What genes are expressed is determined by signals. In other words, the raw potential in our cells is constantly being shaped by our lived experiences. Stress, nourishment, touch, trauma, safety, and presence each send a ripple through the body that either activates or silences portions of the genome. This isn’t a metaphor. It’s biology.

So when I sit with clients and we speak of inherited patterns, I think not only of family systems or attachment wounds but of the biochemical truth: we carry the residue of experience in the way our cells behave. The body doesn’t just remember trauma; it expresses it. And just as easily, it can express healing if given the proper signal.

This is where it gets spiritual for me.

When I learned that every cell in my body has the potential to become any part of me, I realized that separation is an illusion.

Each cell is a hologram of the whole. 

Just like a holographic image, where even a single fragment contains the entire picture, every cell contains the entirety of me. It doesn’t show it all, but it holds it. It expresses only a portion, but the whole remains imprinted. This is what I mean when I say that healing is remembrance. We aren’t inventing something new. We’re awakening to something ancient. The wisdom of wholeness is already there.

The same is true in a fractal. 

A fractal is a pattern that repeats itself on every scale infinitely. Whether we zoom in or out, the same shape echoes again and again. We are fractal beings, microcosms of the macrocosm. The patterns of our psyche mirror the patterns of nature. The cosmos spirals in our fingerprints.

When we are working with trauma, we are not trying to force change. We are not pushing new behavior onto an unwilling organism. We are simply shifting the signals. We are providing new inputs. A signal of safety. A signal of love. A signal that says: you can soften now. You can unfurl. You can be safely witnessed now.

This is why the nervous system is so central to the work I do. Because if the body believes it is unsafe, no amount of insight will unlock the genes for connection, joy, or pleasure. The signals are dictating what we express. And those signals, chemical, emotional, and energetic, are deeply responsive to presence.

This is the sacred key.

Presence is the signal that reawakens potential. It’s the conductor that calls new music from the code. And presence can come from a therapist, a lover, a safe space, a breath, or a prayer. It doesn’t matter where it begins. What matters is that the signal changes. And when it does, the body follows. The DNA listens. The old codes, once silenced by trauma, start to sing again. This is the power we all hold within us.

Sometimes, I catch myself believing my story, my past; my pain limits me. But I remember now: all limitations are conditioning. It is not who I am but what I have adapted to express.

I am not here to learn my wholeness.
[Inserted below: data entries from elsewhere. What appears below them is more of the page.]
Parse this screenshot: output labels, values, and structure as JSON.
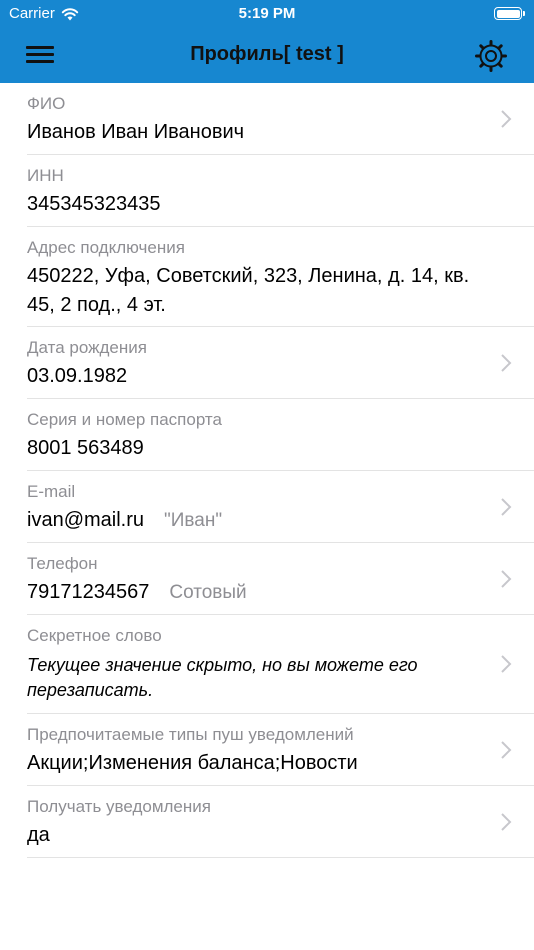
{
  "status_bar": {
    "carrier": "Carrier",
    "time": "5:19 PM"
  },
  "nav": {
    "title": "Профиль[ test ]",
    "accent_color": "#1787d0"
  },
  "fields": [
    {
      "label": "ФИО",
      "value": "Иванов Иван Иванович",
      "extra": "",
      "chevron": true
    },
    {
      "label": "ИНН",
      "value": "345345323435",
      "extra": "",
      "chevron": false
    },
    {
      "label": "Адрес подключения",
      "value": "450222, Уфа, Советский, 323, Ленина, д. 14, кв. 45, 2 под., 4 эт.",
      "extra": "",
      "chevron": false
    },
    {
      "label": "Дата рождения",
      "value": "03.09.1982",
      "extra": "",
      "chevron": true
    },
    {
      "label": "Серия и номер паспорта",
      "value": "8001 563489",
      "extra": "",
      "chevron": false
    },
    {
      "label": "E-mail",
      "value": "ivan@mail.ru",
      "extra": "\"Иван\"",
      "chevron": true
    },
    {
      "label": "Телефон",
      "value": "79171234567",
      "extra": "Сотовый",
      "chevron": true
    },
    {
      "label": "Секретное слово",
      "value": "Текущее значение скрыто, но вы можете его перезаписать.",
      "extra": "",
      "chevron": true
    },
    {
      "label": "Предпочитаемые типы пуш уведомлений",
      "value": "Акции;Изменения баланса;Новости",
      "extra": "",
      "chevron": true
    },
    {
      "label": "Получать уведомления",
      "value": "да",
      "extra": "",
      "chevron": true
    }
  ]
}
I am here to remember it.

There are days when this truth lands gently, like a soft hand on my back. And there are days when it arrives like thunder, cracking open everything I thought had been fixed. Both are witnessed in compassion.

So I ask myself daily:

What signals am I sending?

What messages am I offering my body, my cells, my soul?

Am I telling myself I am too much? Not enough? Broken? Unworthy?

Or am I whispering to the deep waters within me: I remember you. I honor you. You are safe to come home now.

And so, this is the sacred invitation of epigenetic healing. It is not just about biology. It is about sovereignty. It is about reclaiming authorship over the signals we live by.

In a world that taught me to adapt to fear, I am learning to live in resonance with love.

And my body, wise, ancient, miraculous, knows precisely what to do with that signal.